For some distance they went through a geometric maze of streets. And then there was a cathedral-like building all arched and spired, standing in the center of a twelve-pointed plaza. Here they turned, and bore their captives in.
Stark saw a vaulted roof, very slim and high, etched with a glittering tracery that might have been carving of an alien sort, delicate as the weavings of spiders. The feet of his bearers were silent on the icy paving.
At the far end of the long vault sat seven of the shining ones in high seats marvellously shaped from the ice. And before them, grey-faced, shuddering with cold and not noticing it, drugged with a sick horror, stood Balin. He looked around once, and did not speak.
Stark was set on his feet, with Ciara beside him. He saw her face, and it was terrible to see the fear in her eyes, that had never shown fear before.
He himself was learning why men went mad beyond the Gates of Death.

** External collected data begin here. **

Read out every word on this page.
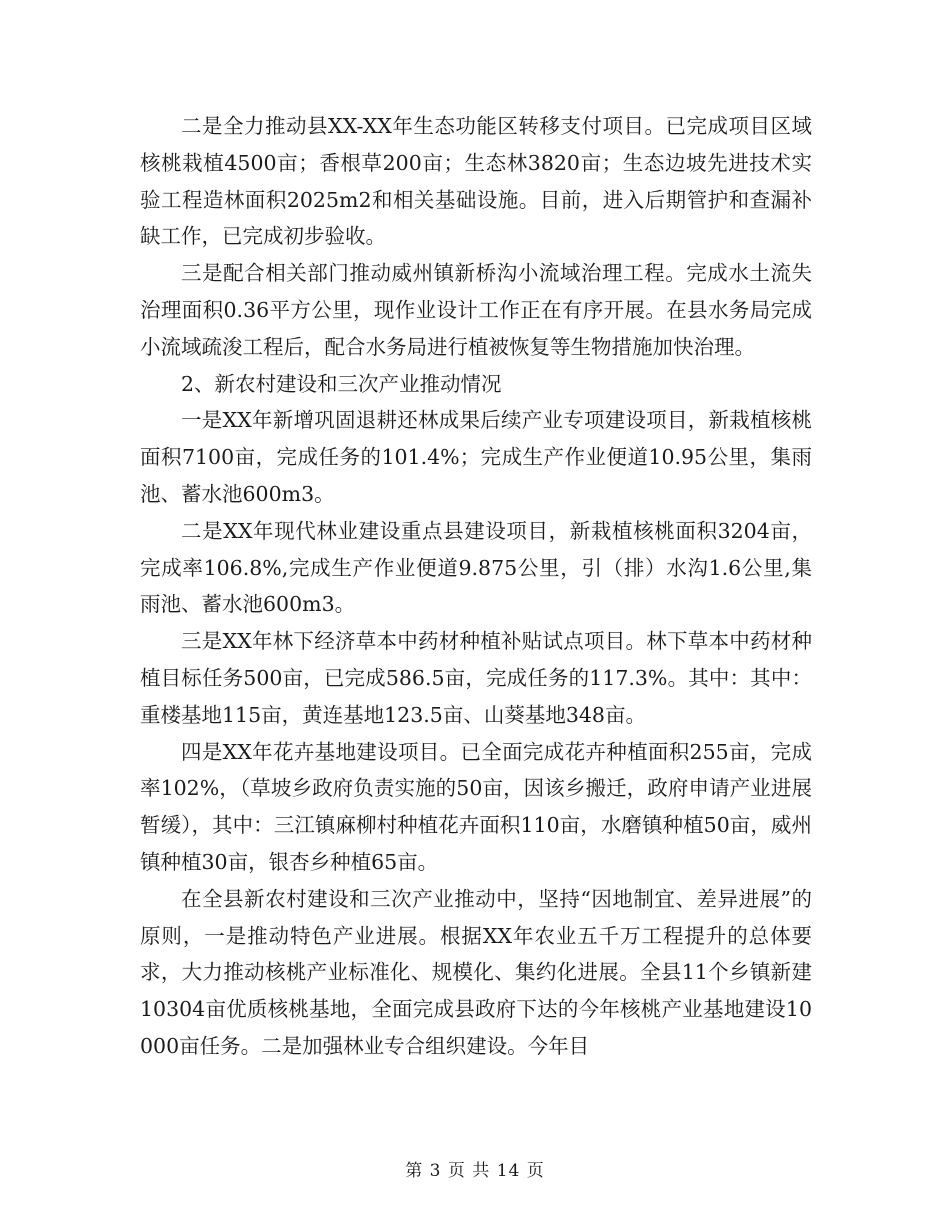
二是全力推动县XX-XX年生态功能区转移支付项目。已完成项目区域核桃栽植4500亩；香根草200亩；生态林3820亩；生态边坡先进技术实验工程造林面积2025m2和相关基础设施。目前，进入后期管护和查漏补缺工作，已完成初步验收。

三是配合相关部门推动威州镇新桥沟小流域治理工程。完成水土流失治理面积0.36平方公里，现作业设计工作正在有序开展。在县水务局完成小流域疏浚工程后，配合水务局进行植被恢复等生物措施加快治理。

2、新农村建设和三次产业推动情况

一是XX年新增巩固退耕还林成果后续产业专项建设项目，新栽植核桃面积7100亩，完成任务的101.4%；完成生产作业便道10.95公里，集雨池、蓄水池600m3。

二是XX年现代林业建设重点县建设项目，新栽植核桃面积3204亩，完成率106.8%,完成生产作业便道9.875公里，引（排）水沟1.6公里,集雨池、蓄水池600m3。

三是XX年林下经济草本中药材种植补贴试点项目。林下草本中药材种植目标任务500亩，已完成586.5亩，完成任务的117.3%。其中：其中：重楼基地115亩，黄连基地123.5亩、山葵基地348亩。

四是XX年花卉基地建设项目。已全面完成花卉种植面积255亩，完成率102%，（草坡乡政府负责实施的50亩，因该乡搬迁，政府申请产业进展暂缓），其中：三江镇麻柳村种植花卉面积110亩，水磨镇种植50亩，威州镇种植30亩，银杏乡种植65亩。

在全县新农村建设和三次产业推动中，坚持“因地制宜、差异进展”的原则，一是推动特色产业进展。根据XX年农业五千万工程提升的总体要求，大力推动核桃产业标准化、规模化、集约化进展。全县11个乡镇新建10304亩优质核桃基地，全面完成县政府下达的今年核桃产业基地建设10000亩任务。二是加强林业专合组织建设。今年目

第 3 页 共 14 页
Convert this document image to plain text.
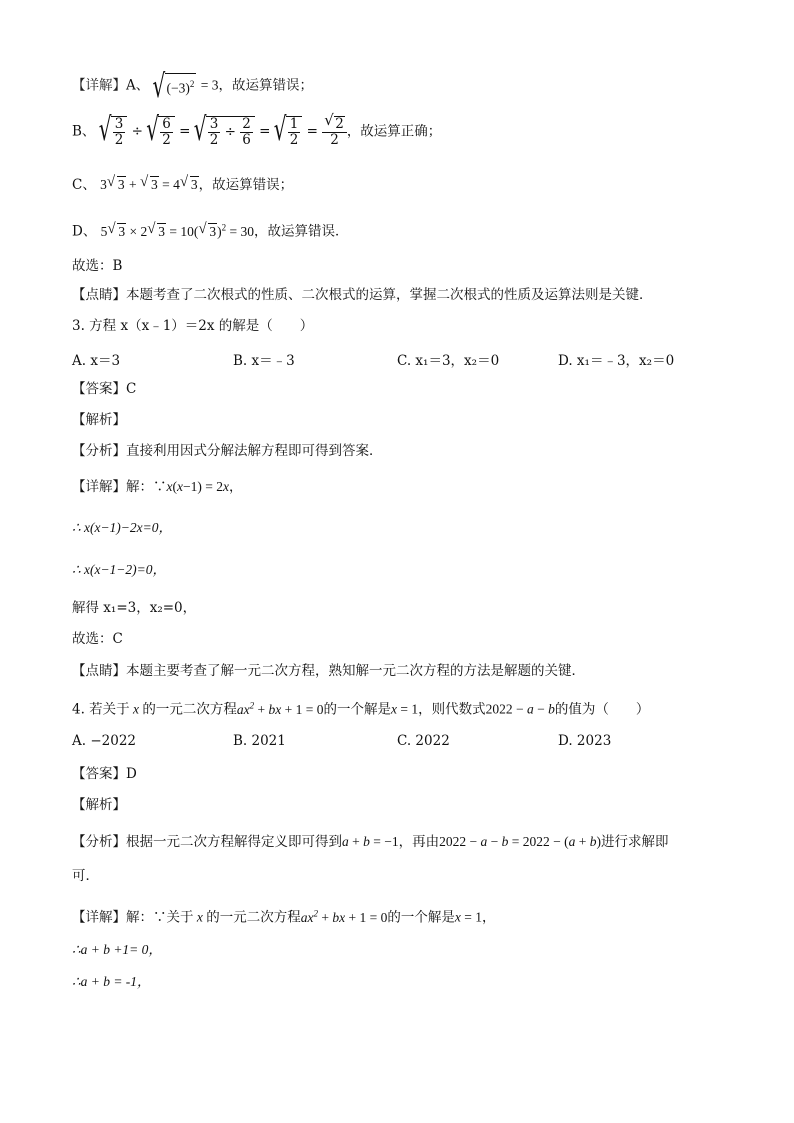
【详解】A、 √ $(-3)^2 = 3$，故运算错误；
B、 √ $\frac{3}{2}$ ÷ √ $\frac{6}{2}$ = √ $\frac{3}{2} \div \frac{2}{6}$ = √ $\frac{1}{2}$ = √ $\frac{2}{2}$ ，故运算正确；
C、 3 √ 3 + √ 3 = 4 √ 3，故运算错误；
D、 5 √ 3 × 2 √ 3 = 10( √ 3)$^2$ = 30，故运算错误．
故选：B
【点睛】本题考查了二次根式的性质、二次根式的运算，掌握二次根式的性质及运算法则是关键．
3. 方程 x（x﹣1）＝2x 的解是（　　）
A. x＝3	B. x＝﹣3	C. x₁＝3，x₂＝0	D. x₁＝﹣3，x₂＝0
【答案】C
【解析】
【分析】直接利用因式分解法解方程即可得到答案．
【详解】解：∵x(x−1) = 2x，
∴ x(x−1)−2x=0，
∴ x(x−1−2)=0，
解得 x₁=3，x₂=0，
故选：C
【点睛】本题主要考查了解一元二次方程，熟知解一元二次方程的方法是解题的关键．
4. 若关于 x 的一元二次方程$ax^2$ + bx + 1 = 0的一个解是x = 1，则代数式2022 − a − b的值为（　　）
A. −2022	B. 2021	C. 2022	D. 2023
【答案】D
【解析】
【分析】根据一元二次方程解得定义即可得到a + b = −1，再由2022 − a − b = 2022 − (a + b)进行求解即
可．
【详解】解：∵关于 x 的一元二次方程$ax^2$ + bx + 1 = 0的一个解是x = 1，
∴a + b +1= 0，
∴a + b = -1，
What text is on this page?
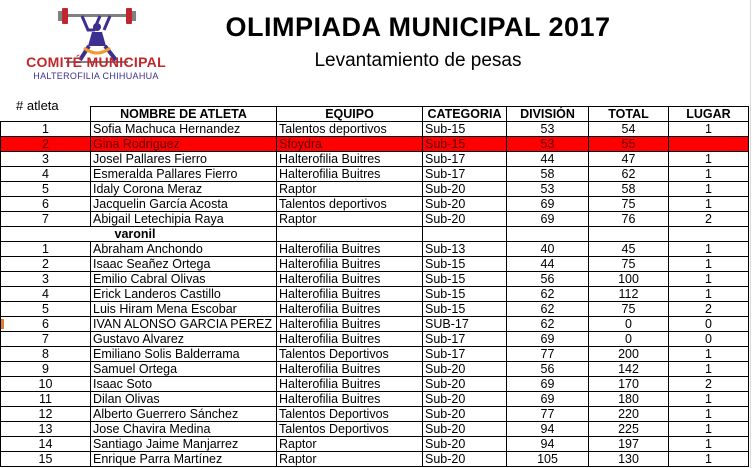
COMITÉ MUNICIPAL
HALTEROFILIA CHIHUAHUA
OLIMPIADA MUNICIPAL 2017
Levantamiento de pesas
# atleta
	NOMBRE DE ATLETA	EQUIPO	CATEGORIA	DIVISIÓN	TOTAL	LUGAR
1	Sofia Machuca Hernandez	Talentos deportivos	Sub-15	53	54	1
2	Gina Rodriguez	Sfoydra	Sub-15	53	55	
3	Josel Pallares Fierro	Halterofilia Buitres	Sub-17	44	47	1
4	Esmeralda Pallares Fierro	Halterofilia Buitres	Sub-17	58	62	1
5	Idaly Corona Meraz	Raptor	Sub-20	53	58	1
6	Jacquelin García Acosta	Talentos deportivos	Sub-20	69	75	1
7	Abigail Letechipia Raya	Raptor	Sub-20	69	76	2
	varonil					
1	Abraham Anchondo	Halterofilia Buitres	Sub-13	40	45	1
2	Isaac Seañez Ortega	Halterofilia Buitres	Sub-15	44	75	1
3	Emilio Cabral Olivas	Halterofilia Buitres	Sub-15	56	100	1
4	Erick Landeros Castillo	Halterofilia Buitres	Sub-15	62	112	1
5	Luis Hiram Mena Escobar	Halterofilia Buitres	Sub-15	62	75	2
6	IVAN ALONSO GARCIA PEREZ	Halterofilia Buitres	SUB-17	62	0	0
7	Gustavo Alvarez	Halterofilia Buitres	Sub-17	69	0	0
8	Emiliano Solis Balderrama	Talentos Deportivos	Sub-17	77	200	1
9	Samuel Ortega	Halterofilia Buitres	Sub-20	56	142	1
10	Isaac Soto	Halterofilia Buitres	Sub-20	69	170	2
11	Dilan Olivas	Halterofilia Buitres	Sub-20	69	180	1
12	Alberto Guerrero Sánchez	Talentos Deportivos	Sub-20	77	220	1
13	Jose Chavira Medina	Talentos Deportivos	Sub-20	94	225	1
14	Santiago Jaime Manjarrez	Raptor	Sub-20	94	197	1
15	Enrique Parra Martínez	Raptor	Sub-20	105	130	1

Chill, dreadful fingers touched him expertly. A flash of pain drove down his spine, and he could stand again.
The seven who sat in the high seats were motionless, their bright tendrils stirring with infinite delicacy as though they studied the three humans who stood before them.
Stark thought he could feel a cold, soft fingering of his brain. It came to him that these creatures were probably telepaths. They lacked organs of speech, and yet they must have some efficient means of communications. Telepathy was not uncommon among the many races of the Solar System, and Stark had had experience with it before.
He forced his mind to relax. The alien impulse was instantly stronger. He sent out his own questing thought and felt it brush the edges of a consciousness so utterly foreign to his own that he knew he could never probe it, even had he had the skill.